Unwirksamkeit eines Gewährleistungsausschluss
durch AGB beim Gebrauchtwagenkauf nach §§ 309 Nr. 7 a, b BGB; Verbot
geltungserhaltender Reduktion; Unwirksamkeit salvatorischer Klauseln in AGB
BGH, Urteil vom 4. Februar 2015 -
VIII ZR 26/14 - OLG Jena
Fundstelle:
NJW-RR 2015, 738
JuS 2015, 1036 (Riehm)
Amtl. Leitsatz:
Eine umfassende Freizeichnung
in Allgemeinen Geschäftsbedingungen (hier: eines
Gebrauchtwagenkaufvertrags), nach der die Haftung des Klauselverwenders auch
für Körper- und Gesundheitsschäden sowie für sonstige Schäden auch bei
grobem Verschulden ausgeschlossen ist, hält einer Inhaltskontrolle am
Maßstab des § 309 Nr. 7 Buchst. a und b BGB nicht stand (im Anschluss an die
Senatsurteile vom 22. November 2006 - VIII ZR
72/06, BGHZ 170, 67; vom 19. September 2007 -
VIII ZR 141/06, BGHZ 174, 1).
Zentrale Probleme:
Es geht - einmal mehr und erstaunlicherweise schon
wieder - um die Unwirksamkeit eines Gewährleistungsausschlusses in AGB, der
sämtliche Gewährleistungsansprüche pauschal und damit auch denkbare
Ansprüche wegen der Verletzung von Leben, Körper, Gesundheit und aus grober
Fahrlässigkeit ausschließt. Das verstößt gegen § 309 Nr. 7a und b BGB und
führt zur Gesamtunwirksamkeit der AGB (BGHZ
170, 67). Das gilt über §§ 310 I 2, 307 I BGB auch unter
Kaufleuten (BGHZ 174,
1). Damit ist die Klausel insgesamt unwirksam (Verbot
geltungserhaltender Reduktion). Da hilft natürlich auch die hier verwendete
salvatorische Klausel ("soweit das gesetzlich zulässig ist")

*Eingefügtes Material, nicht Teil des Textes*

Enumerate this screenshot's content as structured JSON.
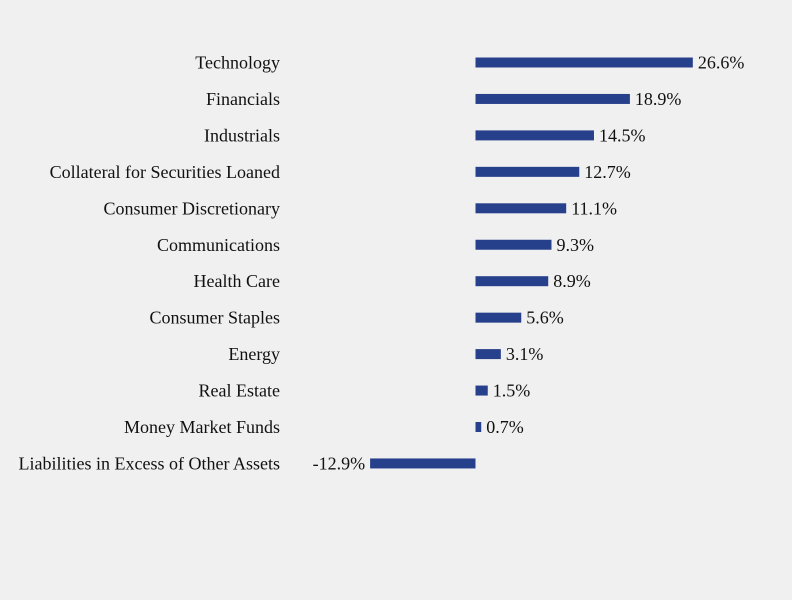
{
  "chart_data": {
    "type": "bar",
    "orientation": "horizontal",
    "title": "",
    "xlabel": "",
    "ylabel": "",
    "categories": [
      "Technology",
      "Financials",
      "Industrials",
      "Collateral for Securities Loaned",
      "Consumer Discretionary",
      "Communications",
      "Health Care",
      "Consumer Staples",
      "Energy",
      "Real Estate",
      "Money Market Funds",
      "Liabilities in Excess of Other Assets"
    ],
    "values": [
      26.6,
      18.9,
      14.5,
      12.7,
      11.1,
      9.3,
      8.9,
      5.6,
      3.1,
      1.5,
      0.7,
      -12.9
    ],
    "value_labels": [
      "26.6%",
      "18.9%",
      "14.5%",
      "12.7%",
      "11.1%",
      "9.3%",
      "8.9%",
      "5.6%",
      "3.1%",
      "1.5%",
      "0.7%",
      "-12.9%"
    ],
    "grid": false,
    "legend": "none"
  },
  "colors": {
    "bar": "#27408b",
    "background": "#f0f0f0",
    "text": "#111111"
  }
}
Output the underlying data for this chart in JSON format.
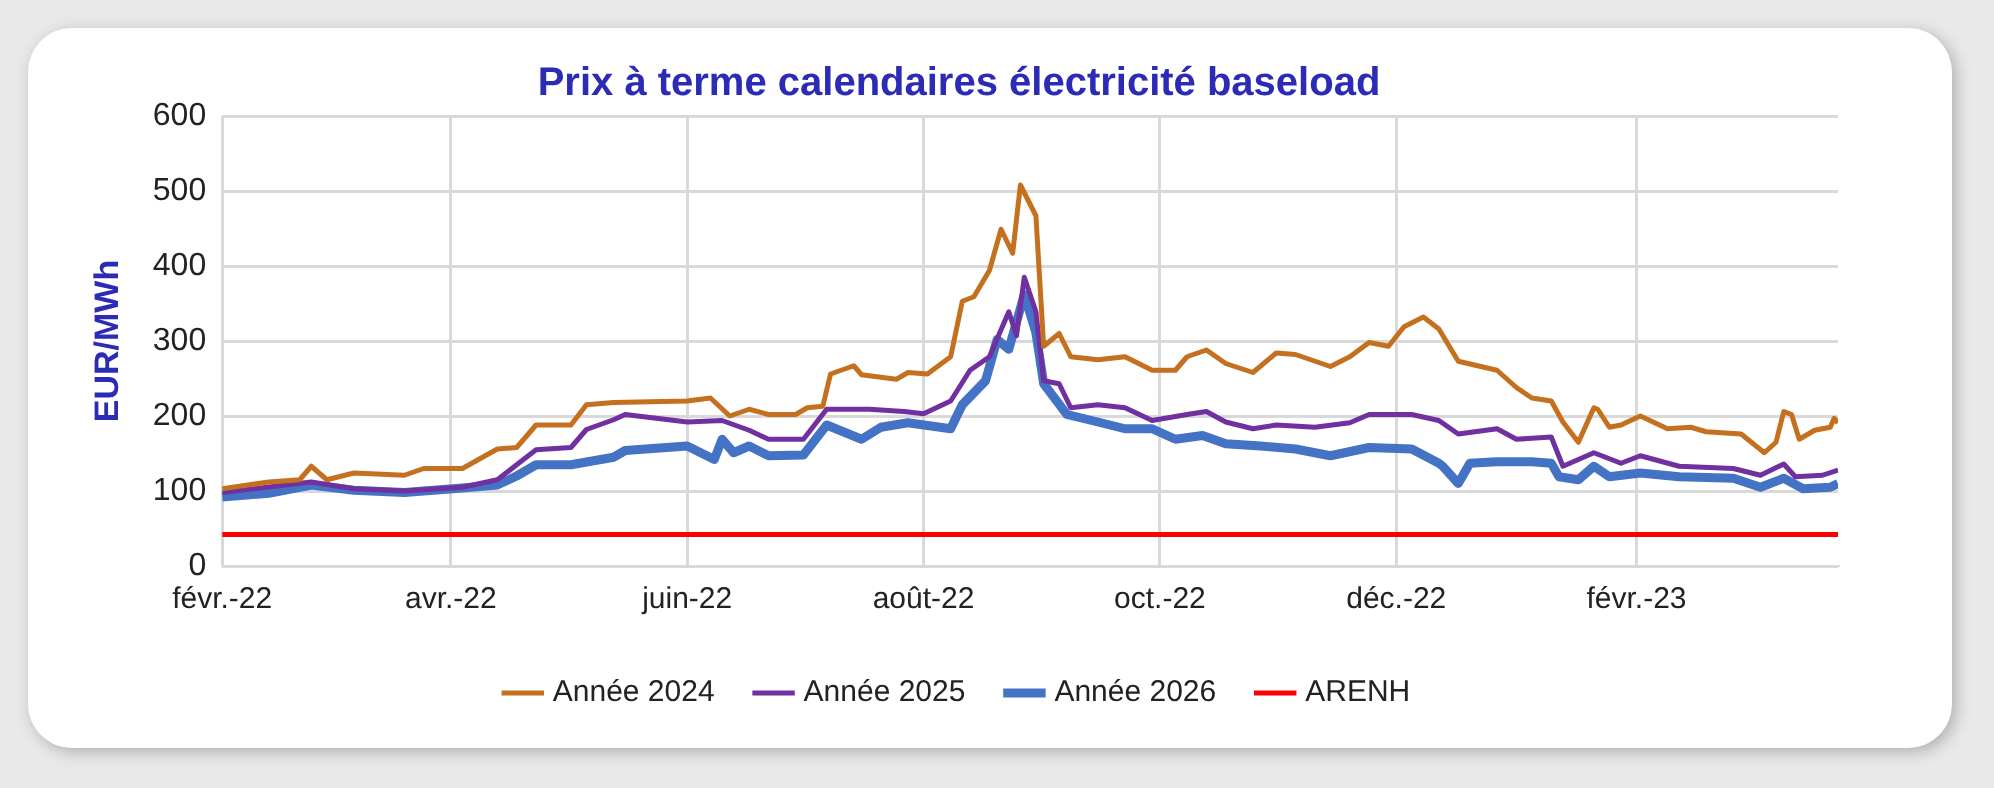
{
  "chart_data": {
    "type": "line",
    "title": "Prix à terme calendaires électricité baseload",
    "ylabel": "EUR/MWh",
    "xlim": [
      "2022-02-01",
      "2023-03-25"
    ],
    "xticks": [
      {
        "value": "2022-02-01",
        "label": "févr.-22"
      },
      {
        "value": "2022-04-01",
        "label": "avr.-22"
      },
      {
        "value": "2022-06-01",
        "label": "juin-22"
      },
      {
        "value": "2022-08-01",
        "label": "août-22"
      },
      {
        "value": "2022-10-01",
        "label": "oct.-22"
      },
      {
        "value": "2022-12-01",
        "label": "déc.-22"
      },
      {
        "value": "2023-02-01",
        "label": "févr.-23"
      }
    ],
    "ylim": [
      0,
      600
    ],
    "yticks": [
      0,
      100,
      200,
      300,
      400,
      500,
      600
    ],
    "grid": true,
    "legend": "bottom",
    "marker": "none",
    "line_style": "solid",
    "series": [
      {
        "name": "Année 2024",
        "color": "#c5701f",
        "x": [
          "2022-02-01",
          "2022-02-13",
          "2022-02-21",
          "2022-02-24",
          "2022-02-28",
          "2022-03-07",
          "2022-03-20",
          "2022-03-25",
          "2022-04-04",
          "2022-04-13",
          "2022-04-18",
          "2022-04-23",
          "2022-05-02",
          "2022-05-06",
          "2022-05-13",
          "2022-06-01",
          "2022-06-07",
          "2022-06-12",
          "2022-06-17",
          "2022-06-22",
          "2022-06-29",
          "2022-07-02",
          "2022-07-06",
          "2022-07-08",
          "2022-07-14",
          "2022-07-16",
          "2022-07-25",
          "2022-07-28",
          "2022-08-02",
          "2022-08-08",
          "2022-08-11",
          "2022-08-14",
          "2022-08-18",
          "2022-08-21",
          "2022-08-24",
          "2022-08-26",
          "2022-08-30",
          "2022-09-01",
          "2022-09-05",
          "2022-09-08",
          "2022-09-15",
          "2022-09-22",
          "2022-09-29",
          "2022-10-05",
          "2022-10-08",
          "2022-10-13",
          "2022-10-18",
          "2022-10-25",
          "2022-10-31",
          "2022-11-05",
          "2022-11-14",
          "2022-11-19",
          "2022-11-24",
          "2022-11-29",
          "2022-12-03",
          "2022-12-08",
          "2022-12-12",
          "2022-12-17",
          "2022-12-27",
          "2023-01-01",
          "2023-01-05",
          "2023-01-10",
          "2023-01-13",
          "2023-01-17",
          "2023-01-21",
          "2023-01-22",
          "2023-01-25",
          "2023-01-28",
          "2023-02-02",
          "2023-02-09",
          "2023-02-15",
          "2023-02-19",
          "2023-02-28",
          "2023-03-06",
          "2023-03-09",
          "2023-03-11",
          "2023-03-13",
          "2023-03-15",
          "2023-03-19",
          "2023-03-23",
          "2023-03-24",
          "2023-03-25"
        ],
        "values": [
          103,
          112,
          115,
          133,
          115,
          124,
          121,
          130,
          130,
          156,
          158,
          188,
          188,
          215,
          218,
          220,
          224,
          200,
          209,
          202,
          202,
          211,
          213,
          256,
          267,
          255,
          249,
          258,
          256,
          279,
          353,
          359,
          394,
          449,
          417,
          508,
          467,
          293,
          310,
          279,
          275,
          279,
          261,
          261,
          279,
          288,
          270,
          258,
          284,
          282,
          266,
          279,
          298,
          293,
          319,
          332,
          316,
          273,
          261,
          238,
          224,
          220,
          192,
          165,
          211,
          209,
          185,
          188,
          200,
          183,
          185,
          179,
          176,
          151,
          165,
          206,
          202,
          169,
          181,
          185,
          197,
          191
        ]
      },
      {
        "name": "Année 2025",
        "color": "#7030a0",
        "x": [
          "2022-02-01",
          "2022-02-24",
          "2022-03-07",
          "2022-03-20",
          "2022-04-04",
          "2022-04-13",
          "2022-04-18",
          "2022-04-23",
          "2022-05-02",
          "2022-05-06",
          "2022-05-13",
          "2022-05-16",
          "2022-06-01",
          "2022-06-10",
          "2022-06-17",
          "2022-06-22",
          "2022-07-01",
          "2022-07-07",
          "2022-07-18",
          "2022-07-27",
          "2022-08-01",
          "2022-08-08",
          "2022-08-13",
          "2022-08-18",
          "2022-08-23",
          "2022-08-25",
          "2022-08-27",
          "2022-08-30",
          "2022-09-01",
          "2022-09-05",
          "2022-09-08",
          "2022-09-15",
          "2022-09-22",
          "2022-09-29",
          "2022-10-08",
          "2022-10-13",
          "2022-10-18",
          "2022-10-25",
          "2022-10-31",
          "2022-11-10",
          "2022-11-19",
          "2022-11-24",
          "2022-12-05",
          "2022-12-12",
          "2022-12-17",
          "2022-12-27",
          "2023-01-01",
          "2023-01-10",
          "2023-01-13",
          "2023-01-21",
          "2023-01-28",
          "2023-02-02",
          "2023-02-12",
          "2023-02-26",
          "2023-03-05",
          "2023-03-11",
          "2023-03-14",
          "2023-03-21",
          "2023-03-25"
        ],
        "values": [
          98,
          112,
          103,
          100,
          105,
          115,
          135,
          155,
          158,
          182,
          195,
          202,
          192,
          194,
          181,
          169,
          169,
          209,
          209,
          206,
          203,
          220,
          261,
          279,
          339,
          307,
          385,
          339,
          247,
          243,
          211,
          215,
          211,
          194,
          202,
          206,
          192,
          183,
          188,
          185,
          191,
          202,
          202,
          194,
          176,
          183,
          169,
          172,
          133,
          151,
          137,
          147,
          133,
          130,
          121,
          136,
          119,
          121,
          128
        ]
      },
      {
        "name": "Année 2026",
        "color": "#4472c4",
        "x": [
          "2022-02-01",
          "2022-02-13",
          "2022-02-24",
          "2022-03-07",
          "2022-03-20",
          "2022-04-04",
          "2022-04-13",
          "2022-04-18",
          "2022-04-23",
          "2022-05-02",
          "2022-05-13",
          "2022-05-16",
          "2022-06-01",
          "2022-06-08",
          "2022-06-10",
          "2022-06-13",
          "2022-06-17",
          "2022-06-22",
          "2022-07-01",
          "2022-07-07",
          "2022-07-16",
          "2022-07-21",
          "2022-07-28",
          "2022-08-08",
          "2022-08-11",
          "2022-08-17",
          "2022-08-20",
          "2022-08-23",
          "2022-08-27",
          "2022-08-30",
          "2022-09-01",
          "2022-09-07",
          "2022-09-15",
          "2022-09-22",
          "2022-09-29",
          "2022-10-05",
          "2022-10-12",
          "2022-10-18",
          "2022-10-27",
          "2022-11-05",
          "2022-11-14",
          "2022-11-24",
          "2022-12-05",
          "2022-12-12",
          "2022-12-13",
          "2022-12-17",
          "2022-12-20",
          "2022-12-27",
          "2023-01-05",
          "2023-01-10",
          "2023-01-12",
          "2023-01-17",
          "2023-01-21",
          "2023-01-25",
          "2023-02-02",
          "2023-02-12",
          "2023-02-26",
          "2023-03-05",
          "2023-03-11",
          "2023-03-16",
          "2023-03-23",
          "2023-03-25"
        ],
        "values": [
          92,
          97,
          108,
          101,
          98,
          104,
          108,
          120,
          135,
          135,
          145,
          154,
          160,
          142,
          169,
          151,
          160,
          147,
          148,
          188,
          169,
          185,
          191,
          183,
          215,
          247,
          302,
          289,
          362,
          311,
          243,
          202,
          192,
          183,
          183,
          169,
          174,
          163,
          160,
          156,
          147,
          158,
          156,
          137,
          133,
          110,
          137,
          139,
          139,
          137,
          119,
          115,
          133,
          119,
          124,
          119,
          117,
          105,
          117,
          103,
          105,
          110
        ]
      },
      {
        "name": "ARENH",
        "color": "#ff0000",
        "x": [
          "2022-02-01",
          "2023-03-25"
        ],
        "values": [
          42,
          42
        ]
      }
    ]
  }
}
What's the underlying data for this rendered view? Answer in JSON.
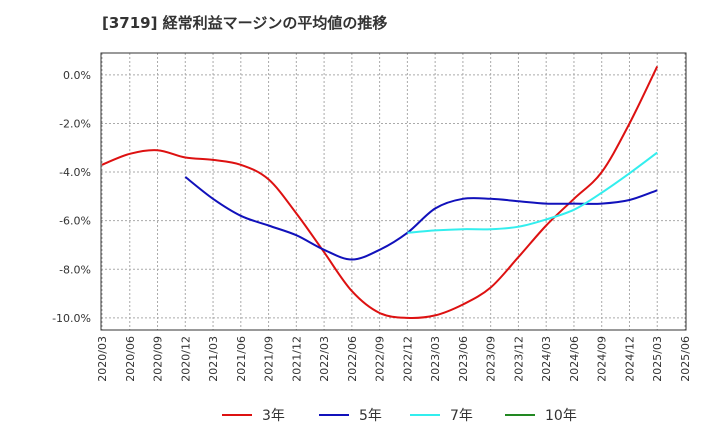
{
  "chart_data": {
    "type": "line",
    "title": "[3719]  経常利益マージンの平均値の推移",
    "xlabel": "",
    "ylabel": "",
    "x_ticks": [
      "2020/03",
      "2020/06",
      "2020/09",
      "2020/12",
      "2021/03",
      "2021/06",
      "2021/09",
      "2021/12",
      "2022/03",
      "2022/06",
      "2022/09",
      "2022/12",
      "2023/03",
      "2023/06",
      "2023/09",
      "2023/12",
      "2024/03",
      "2024/06",
      "2024/09",
      "2024/12",
      "2025/03",
      "2025/06"
    ],
    "y_ticks": [
      "0.0%",
      "-2.0%",
      "-4.0%",
      "-6.0%",
      "-8.0%",
      "-10.0%"
    ],
    "y_tick_values": [
      0,
      -2,
      -4,
      -6,
      -8,
      -10
    ],
    "ylim": [
      -10.5,
      0.9
    ],
    "grid": true,
    "legend_position": "bottom",
    "series": [
      {
        "name": "3年",
        "color": "#dd1111",
        "x": [
          "2020/03",
          "2020/06",
          "2020/09",
          "2020/12",
          "2021/03",
          "2021/06",
          "2021/09",
          "2021/12",
          "2022/03",
          "2022/06",
          "2022/09",
          "2022/12",
          "2023/03",
          "2023/06",
          "2023/09",
          "2023/12",
          "2024/03",
          "2024/06",
          "2024/09",
          "2024/12",
          "2025/03"
        ],
        "values": [
          -3.7,
          -3.25,
          -3.1,
          -3.4,
          -3.5,
          -3.7,
          -4.3,
          -5.7,
          -7.3,
          -8.9,
          -9.8,
          -10.0,
          -9.9,
          -9.45,
          -8.75,
          -7.5,
          -6.2,
          -5.1,
          -4.0,
          -2.0,
          0.35
        ]
      },
      {
        "name": "5年",
        "color": "#1111bb",
        "x": [
          "2020/12",
          "2021/03",
          "2021/06",
          "2021/09",
          "2021/12",
          "2022/03",
          "2022/06",
          "2022/09",
          "2022/12",
          "2023/03",
          "2023/06",
          "2023/09",
          "2023/12",
          "2024/03",
          "2024/06",
          "2024/09",
          "2024/12",
          "2025/03"
        ],
        "values": [
          -4.2,
          -5.1,
          -5.8,
          -6.2,
          -6.6,
          -7.2,
          -7.6,
          -7.2,
          -6.5,
          -5.5,
          -5.1,
          -5.1,
          -5.2,
          -5.3,
          -5.3,
          -5.3,
          -5.15,
          -4.75
        ]
      },
      {
        "name": "7年",
        "color": "#33eeee",
        "x": [
          "2022/12",
          "2023/03",
          "2023/06",
          "2023/09",
          "2023/12",
          "2024/03",
          "2024/06",
          "2024/09",
          "2024/12",
          "2025/03"
        ],
        "values": [
          -6.5,
          -6.4,
          -6.35,
          -6.35,
          -6.25,
          -5.95,
          -5.55,
          -4.85,
          -4.05,
          -3.2
        ]
      },
      {
        "name": "10年",
        "color": "#228822",
        "x": [],
        "values": []
      }
    ]
  }
}
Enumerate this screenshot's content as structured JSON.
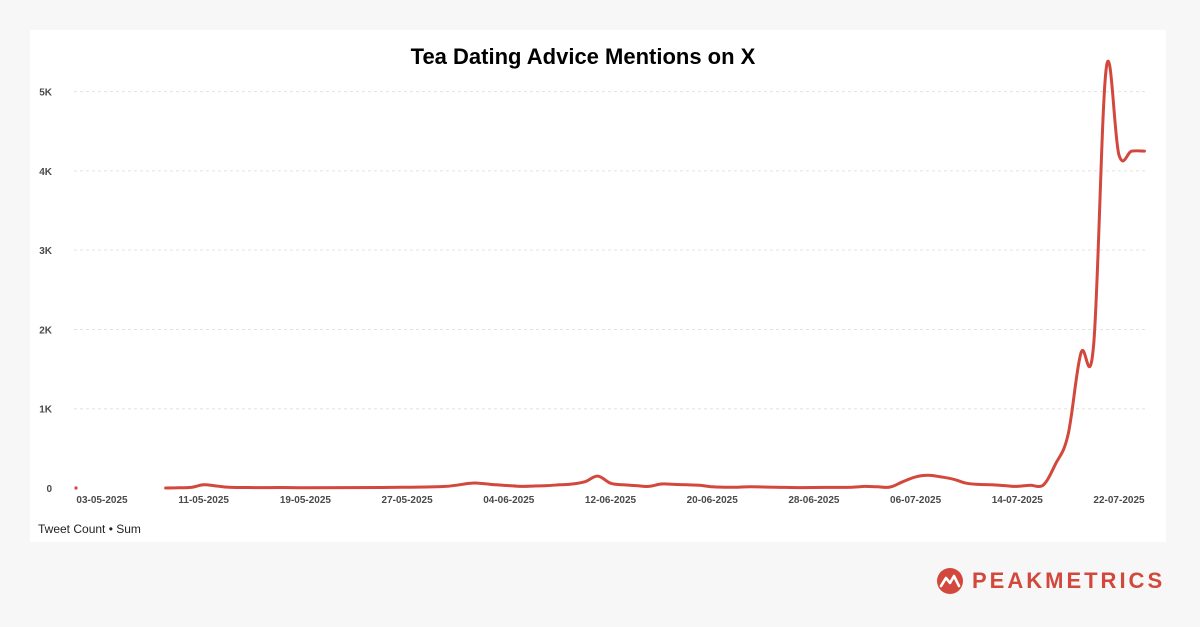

nichts. Sie dazu die Anm. zu den genannten Entscheidungen sowie zuletzt
BGH v. 29.4.2015 - VIII
ZR 104/14.
Die Entscheidung enthält also nichts neues, offenbar hatte das
Berufungsgericht die Rspr. des BGH verkannt. Dennoch hat es die Entscheidung
in den
SPIEGEL gebracht ...
©sl 2015
Tatbestand:
1 Mit Kaufvertrag vom 4. Oktober 2007 erwarb der Kläger von dem Beklagten
einen gebrauchten Mercedes Benz ML 55 AMG zum Preis von 33.000 €. Der
Verkauf erfolgte über den Streithelfer, einen Gebrauchtwagenhändler, der das
Fahrzeug im Auftrag des Beklagten veräußerte. Der Kaufvertrag enthält einen
formularmäßigen Gewährleistungsausschluss, wonach das Fahrzeug
"[...] gebraucht, wie ausgiebig besichtigt, unter Ausschluss jeglicher
Gewährleistung im Hinblick auf sichtbare und unsichtbare Mängel,
insbesondere bezüglich des Kilometerstandes, früherer Unfälle und etwa
auftretender Schäden infolge früherer Unfälle [...]."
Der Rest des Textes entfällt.